# My Untamed/Rockocco haul w/pics and swatches!



## Makeupluvr (Aug 21, 2006)

Greetings All! 

Let me just start by saying I have a TON of MAC.  Once I take pics of everything for the traincase section you will all see, LOL 
	

	
	
		
		

		
			





.  So I didn't get a lot from this collection because the quads remind me of stuff I already have and the lippies didn't do it for me because they aren't my colors or I have similar colors and because I have like 50+ lippies (NOT including glosses) and lip stuff isn't even my big thing e/s is!  LOL.  Anyway, so this collection didn't really do it for me but of course that didn't stop me from getting some stuff.  

As others have said, Accent Red is almost identical to Ruby Red but if you look very closely, it has a bit more of a blue sheen/pearlessence to it.  But since I must own every frost pigment ever made by MAC, I got it.  
	

	
	
		
		

		
		
	


	




 LOL.

Anyway, so here are the pics I took, as you can see the ones with the flash really wash out the blushes but show off the lipglasses.  I didn't have time to label them but this is what I got:

Untamed
La La Libertine l/g (pink)
Truth & Light l/g (peach)
Stray Rose blush
Taupe blush 

Rockocco
Elaborate l/g (gold)
Pure Vanity l/g (red)
Accent Red pigment
Ostentatious fluidline (GORGEOUS! much prettier IRL)


Hope you all enjoy!






pic of everything I got with no flash:

http://i106.photobucket.com/albums/m...cconoflash.jpg

pic of everything I got with flash:

http://i106.photobucket.com/albums/m...ckoccobest.jpg 

Accent Red and Ostenatious:

http://i106.photobucket.com/albums/m...tentatious.jpg

Ostentatious up close:

http://i106.photobucket.com/albums/m...tentatious.jpg

l/g swatches:

http://i106.photobucket.com/albums/m...lgswatches.jpg

http://i106.photobucket.com/albums/m...gswatches2.jpg

http://i106.photobucket.com/albums/m...gswatches3.jpg

Ostentatious swatches:

http://i106.photobucket.com/albums/m...iousswatch.jpg

my hand looks old in this one, LOL:
http://i106.photobucket.com/albums/m...ousswatch3.jpg

http://i106.photobucket.com/albums/m...ousswatch2.jpg

Thanks for checking out my pics everyone!


----------



## Julie (Aug 21, 2006)

Great Haul and great pics. I really want that Fluidline.


----------



## queenofdisaster (Aug 21, 2006)

thank you for the pics... i KNOW i want those blushes! they're gorgeous and they're MATTE! 
	

	
	
		
		

		
		
	


	




 and elaborate l/g looks gorgeous!


----------



## Ms.
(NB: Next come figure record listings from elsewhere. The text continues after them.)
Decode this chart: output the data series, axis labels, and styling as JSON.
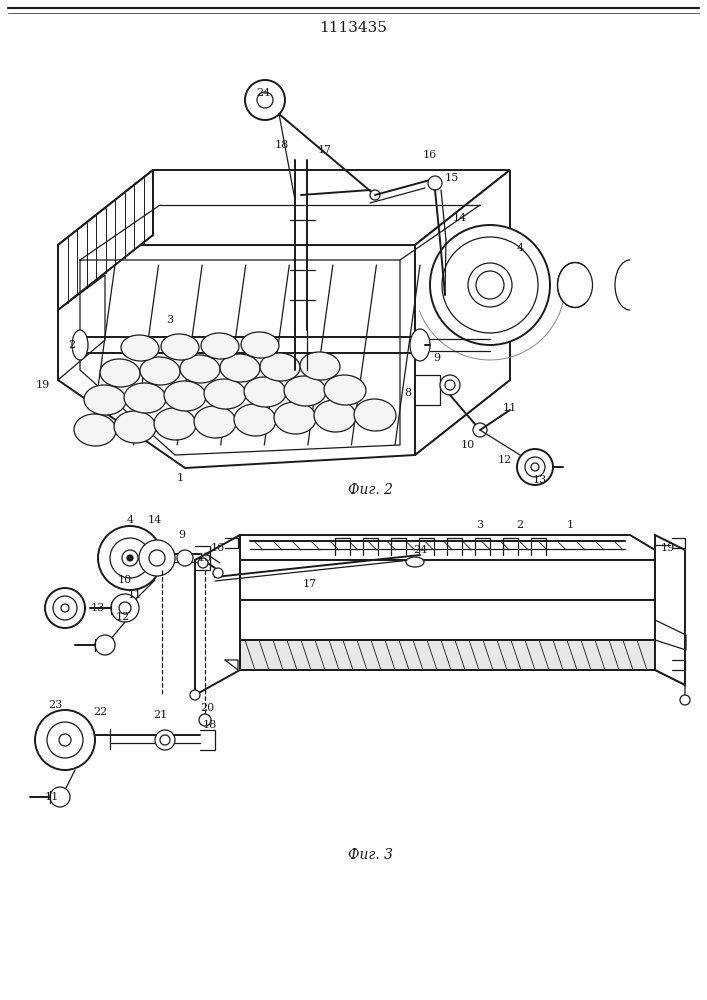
{
  "title": "1113435",
  "fig2_label": "Фиг. 2",
  "fig3_label": "Фиг. 3",
  "bg_color": "#ffffff",
  "line_color": "#1a1a1a",
  "title_fontsize": 11,
  "label_fontsize": 9,
  "fig_width": 7.07,
  "fig_height": 10.0,
  "dpi": 100
}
Z (Aug 21, 2006)




----------



## Luxurious (Aug 21, 2006)

great haul!!! i want the pink blush(matte is cool) and this 2 untamed l/glasses


----------



## pugmommy7 (Aug 21, 2006)

I must get ostentacious!!! thanks so much!


----------



## Sophia84 (Aug 21, 2006)

Great haul!! Thanks for the pics!  I really really really want Truth & Light l/g!


----------



## luckyme (Aug 21, 2006)

Do you think the new Fluidline is more wearable or do you think Graphic Brown is more wearable? TIA!


----------



## ette (Aug 21, 2006)

Quote:

   Originally Posted by *luckyme* 
_Do you think the new Fluidline is more wearable or do you think Graphic Brown is more wearable? TIA!_

 
I have the same question!!
Also, is La La Libertine similar to anything?


----------



## Makeupluvr (Aug 21, 2006)

Quote:

   Originally Posted by *ette* 
_I have the same question!!
Also, is La La Libertine similar to anything?_

 
For luckyme and ette:
IMO Ostentatious is wearable.  It is basically blue brown pigment as a liner.  Blue Brown on top of Ostentatious is STUNNING/GORGEOUS!  You could wear Ost. on the lid or as a liner and then with blue brown on top, it would REALLY pop.  
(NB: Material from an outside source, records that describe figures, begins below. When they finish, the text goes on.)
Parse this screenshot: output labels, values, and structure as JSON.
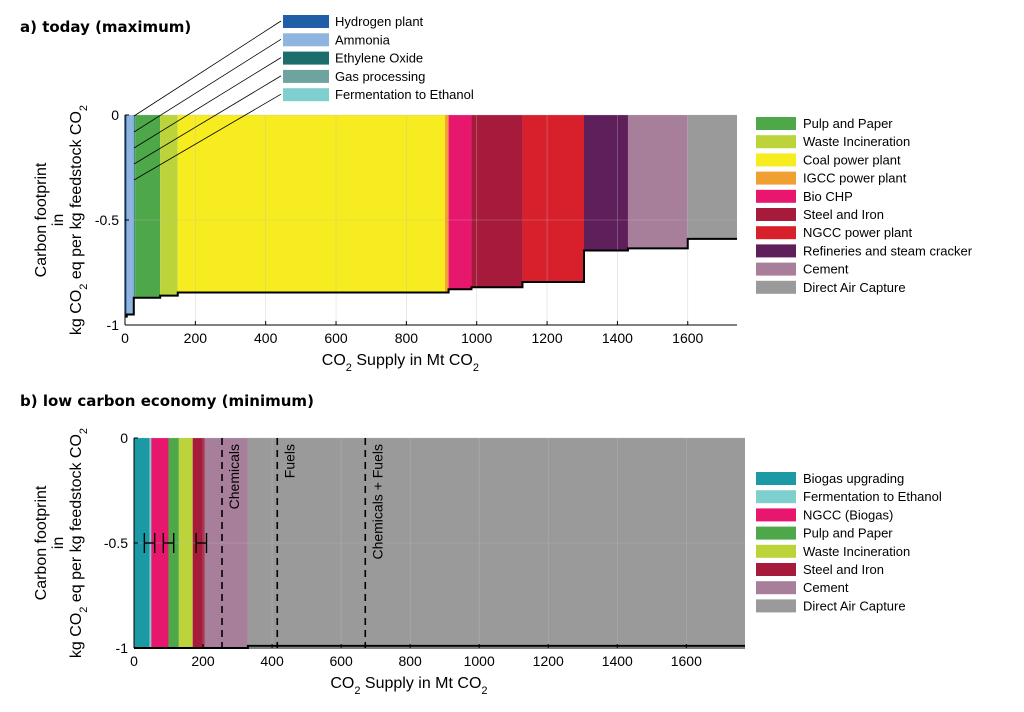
{
  "chart_data": [
    {
      "type": "area",
      "title": "a) today (maximum)",
      "xlabel": "CO2 Supply in Mt CO2",
      "ylabel": "Carbon footprint in kg CO2 eq per kg feedstock CO2",
      "ylabel_lines": [
        "Carbon footprint",
        "in",
        "kg CO",
        "2",
        " eq per kg feedstock CO",
        "2"
      ],
      "xlabel_parts": [
        "CO",
        "2",
        " Supply in Mt CO",
        "2"
      ],
      "xlim": [
        0,
        1740
      ],
      "ylim": [
        -1,
        0
      ],
      "xticks": [
        0,
        200,
        400,
        600,
        800,
        1000,
        1200,
        1400,
        1600
      ],
      "xtick_labels": [
        "0",
        "200",
        "400",
        "600",
        "800",
        "1000",
        "1200",
        "1400",
        "1600"
      ],
      "yticks": [
        0,
        -0.5,
        -1
      ],
      "ytick_labels": [
        "0",
        "-0.5",
        "-1"
      ],
      "grid": true,
      "legend_position": "right",
      "sources": [
        {
          "name": "Hydrogen plant",
          "color": "#1f5fa8",
          "x0": 0,
          "x1": 5,
          "y": -0.96
        },
        {
          "name": "Ammonia",
          "color": "#8fb4e0",
          "x0": 5,
          "x1": 25,
          "y": -0.95
        },
        {
          "name": "Ethylene Oxide",
          "color": "#1b6e6b",
          "x0": 25,
          "x1": 27,
          "y": -0.87
        },
        {
          "name": "Gas processing",
          "color": "#6fa3a0",
          "x0": 27,
          "x1": 28,
          "y": -0.87
        },
        {
          "name": "Fermentation to Ethanol",
          "color": "#7fcfcf",
          "x0": 28,
          "x1": 29,
          "y": -0.87
        },
        {
          "name": "Pulp and Paper",
          "color": "#4ea84a",
          "x0": 29,
          "x1": 100,
          "y": -0.87
        },
        {
          "name": "Waste Incineration",
          "color": "#bcd43a",
          "x0": 100,
          "x1": 150,
          "y": -0.86
        },
        {
          "name": "Coal power plant",
          "color": "#f7ec1f",
          "x0": 150,
          "x1": 910,
          "y": -0.845
        },
        {
          "name": "IGCC power plant",
          "color": "#f0a030",
          "x0": 910,
          "x1": 920,
          "y": -0.845
        },
        {
          "name": "Bio CHP",
          "color": "#e8176e",
          "x0": 920,
          "x1": 985,
          "y": -0.83
        },
        {
          "name": "Steel and Iron",
          "color": "#a61b3c",
          "x0": 985,
          "x1": 1130,
          "y": -0.82
        },
        {
          "name": "NGCC power plant",
          "color": "#d7202c",
          "x0": 1130,
          "x1": 1305,
          "y": -0.795
        },
        {
          "name": "Refineries and steam cracker",
          "color": "#5e1f5b",
          "x0": 1305,
          "x1": 1430,
          "y": -0.645
        },
        {
          "name": "Cement",
          "color": "#a77f9b",
          "x0": 1430,
          "x1": 1600,
          "y": -0.635
        },
        {
          "name": "Direct Air Capture",
          "color": "#9a9a9a",
          "x0": 1600,
          "x1": 1740,
          "y": -0.59
        }
      ],
      "legend_top": [
        "Hydrogen plant",
        "Ammonia",
        "Ethylene Oxide",
        "Gas processing",
        "Fermentation to Ethanol"
      ],
      "legend_right": [
        "Pulp and Paper",
        "Waste Incineration",
        "Coal power plant",
        "IGCC power plant",
        "Bio CHP",
        "Steel and Iron",
        "NGCC power plant",
        "Refineries and steam cracker",
        "Cement",
        "Direct Air Capture"
      ]
    },
    {
      "type": "area",
      "title": "b) low carbon economy (minimum)",
      "xlabel": "CO2 Supply in Mt CO2",
      "ylabel": "Carbon footprint in kg CO2 eq per kg feedstock CO2",
      "ylabel_lines": [
        "Carbon footprint",
        "in",
        "kg CO",
        "2",
        " eq per kg feedstock CO",
        "2"
      ],
      "xlabel_parts": [
        "CO",
        "2",
        " Supply in Mt CO",
        "2"
      ],
      "xlim": [
        0,
        1770
      ],
      "ylim": [
        -1,
        0
      ],
      "xticks": [
        0,
        200,
        400,
        600,
        800,
        1000,
        1200,
        1400,
        1600
      ],
      "xtick_labels": [
        "0",
        "200",
        "400",
        "600",
        "800",
        "1000",
        "1200",
        "1400",
        "1600"
      ],
      "yticks": [
        0,
        -0.5,
        -1
      ],
      "ytick_labels": [
        "0",
        "-0.5",
        "-1"
      ],
      "grid": true,
      "legend_position": "right",
      "sources": [
        {
          "name": "Biogas upgrading",
          "color": "#1b9aa6",
          "x0": 0,
          "x1": 45,
          "y": -1.0
        },
        {
          "name": "Fermentation to Ethanol",
          "color": "#7fcfcf",
          "x0": 45,
          "x1": 50,
          "y": -1.0
        },
        {
          "name": "NGCC (Biogas)",
          "color": "#e8176e",
          "x0": 50,
          "x1": 100,
          "y": -1.0
        },
        {
          "name": "Pulp and Paper",
          "color": "#4ea84a",
          "x0": 100,
          "x1": 130,
          "y": -1.0
        },
        {
          "name": "Waste Incineration",
          "color": "#bcd43a",
          "x0": 130,
          "x1": 170,
          "y": -1.0
        },
        {
          "name": "Steel and Iron",
          "color": "#a61b3c",
          "x0": 170,
          "x1": 205,
          "y": -1.0
        },
        {
          "name": "Cement",
          "color": "#a77f9b",
          "x0": 205,
          "x1": 330,
          "y": -1.0
        },
        {
          "name": "Direct Air Capture",
          "color": "#9a9a9a",
          "x0": 330,
          "x1": 1770,
          "y": -0.99
        }
      ],
      "error_bars": [
        {
          "x": 45,
          "y": -0.5,
          "low": 30,
          "high": 60
        },
        {
          "x": 100,
          "y": -0.5,
          "low": 85,
          "high": 115
        },
        {
          "x": 195,
          "y": -0.5,
          "low": 180,
          "high": 210
        }
      ],
      "markers": [
        {
          "label": "Chemicals",
          "x": 255
        },
        {
          "label": "Fuels",
          "x": 415
        },
        {
          "label": "Chemicals + Fuels",
          "x": 670
        }
      ],
      "legend_right": [
        "Biogas upgrading",
        "Fermentation to Ethanol",
        "NGCC (Biogas)",
        "Pulp and Paper",
        "Waste Incineration",
        "Steel and Iron",
        "Cement",
        "Direct Air Capture"
      ]
    }
  ]
}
As for La La Libertine,  it is a basic cool toned pink, I didn't see any regular colors like it but it reminds me of another LE color but I can't think of what!  I got it just to be safe as it is very nice.  It has a pearlessence to it but it is a more opaque and creamy color at the same time, I hope that makes sense.  It reminds me of Magic Spell but I don't think they are exactly the same.  HTH


----------



## ette (Aug 21, 2006)

Thanksss!!
Ooh okay I don't have Magic Spell so it will be good!!
Do you have Graphic Brown, if so, could you swatch Ostentacious and Graphic Brown next to eachother? I would be sooooo appreciative!


----------



## M.a.c. Queen (Aug 21, 2006)

nice haul


----------



## PrettyKitty (Aug 21, 2006)

La La Libertine might be similar to Lip 65 or Damzel.. ?
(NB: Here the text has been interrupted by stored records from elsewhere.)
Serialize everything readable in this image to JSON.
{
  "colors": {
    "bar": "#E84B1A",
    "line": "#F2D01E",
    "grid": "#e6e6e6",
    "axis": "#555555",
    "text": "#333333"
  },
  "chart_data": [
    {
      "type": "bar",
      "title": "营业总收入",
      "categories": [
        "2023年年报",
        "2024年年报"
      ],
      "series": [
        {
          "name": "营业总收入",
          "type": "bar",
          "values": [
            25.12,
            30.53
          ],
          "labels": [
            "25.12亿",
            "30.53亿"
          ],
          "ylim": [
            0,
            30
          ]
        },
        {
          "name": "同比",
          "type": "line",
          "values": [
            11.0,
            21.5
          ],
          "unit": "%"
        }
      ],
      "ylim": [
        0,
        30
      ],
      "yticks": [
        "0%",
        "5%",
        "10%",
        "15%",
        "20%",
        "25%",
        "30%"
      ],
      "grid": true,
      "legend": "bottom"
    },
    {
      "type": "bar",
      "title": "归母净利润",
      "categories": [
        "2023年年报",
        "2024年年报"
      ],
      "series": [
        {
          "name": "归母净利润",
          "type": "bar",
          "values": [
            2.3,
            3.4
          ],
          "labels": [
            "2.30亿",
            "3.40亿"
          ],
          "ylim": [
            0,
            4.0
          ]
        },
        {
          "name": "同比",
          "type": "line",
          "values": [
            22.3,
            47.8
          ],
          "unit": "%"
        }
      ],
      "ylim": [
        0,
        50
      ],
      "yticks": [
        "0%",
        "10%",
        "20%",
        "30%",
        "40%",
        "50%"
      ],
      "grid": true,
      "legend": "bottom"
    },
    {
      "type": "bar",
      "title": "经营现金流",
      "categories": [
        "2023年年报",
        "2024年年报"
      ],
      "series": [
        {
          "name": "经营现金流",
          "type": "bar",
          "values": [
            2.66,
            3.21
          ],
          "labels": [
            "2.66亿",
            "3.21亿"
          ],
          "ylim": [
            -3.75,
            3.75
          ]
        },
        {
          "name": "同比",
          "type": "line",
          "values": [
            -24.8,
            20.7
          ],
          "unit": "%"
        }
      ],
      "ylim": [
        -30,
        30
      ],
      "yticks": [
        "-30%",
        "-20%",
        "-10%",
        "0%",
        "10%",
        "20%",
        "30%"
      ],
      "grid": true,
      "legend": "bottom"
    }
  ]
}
And I don't need Ostentatious then!

Thanks!


----------



## BlahWah (Aug 22, 2006)

Great haul! And thanks for the pics!


----------



## Mimi- The Bitty (Aug 24, 2006)

Hi, Im new to the specktra thing, my name is michelle nickname mimi! Well I just wanted to know when did the collection come out? Because I know we get our collection tomorrow I think. Well thats what the Mac Associate said. Thanks I will soon put out my post so I could get judged on my style.


----------



## Katura (Aug 24, 2006)

How is Vanity???? I really want a nice red lip color......try it on for us and let us see???

EDIT: MY B! all I had to do was go to Swatch Request....please ignore my stupidity.....

Now I'm going to buy vanity. hottness.


----------



## queenofdisaster (Aug 24, 2006)

Quote:

   Originally Posted by *Mimi- The Bitty* 
_Hi, Im new to the specktra thing, my name is michelle nickname mimi! Well I just wanted to know when did the collection come out? Because I know we get our collection tomorrow I think. Well thats what the Mac Associate said. Thanks I will soon put out my post so I could get judged on my style._

 
it came out on the website tuesday, and hits counters today... but it always hits pro stores early i think 
HTH some!


----------



## ohhhhhthehorror (Aug 26, 2006)

Wow, so jealous!


----------



## BingTheCherry (Jan 25, 2010)

awe pics are gone =(


----------



## gemmel06 (Jan 26, 2010)

nice haul


----------



## MissVanity (Jan 27, 2010)

great haul. thanks  for sharing


----------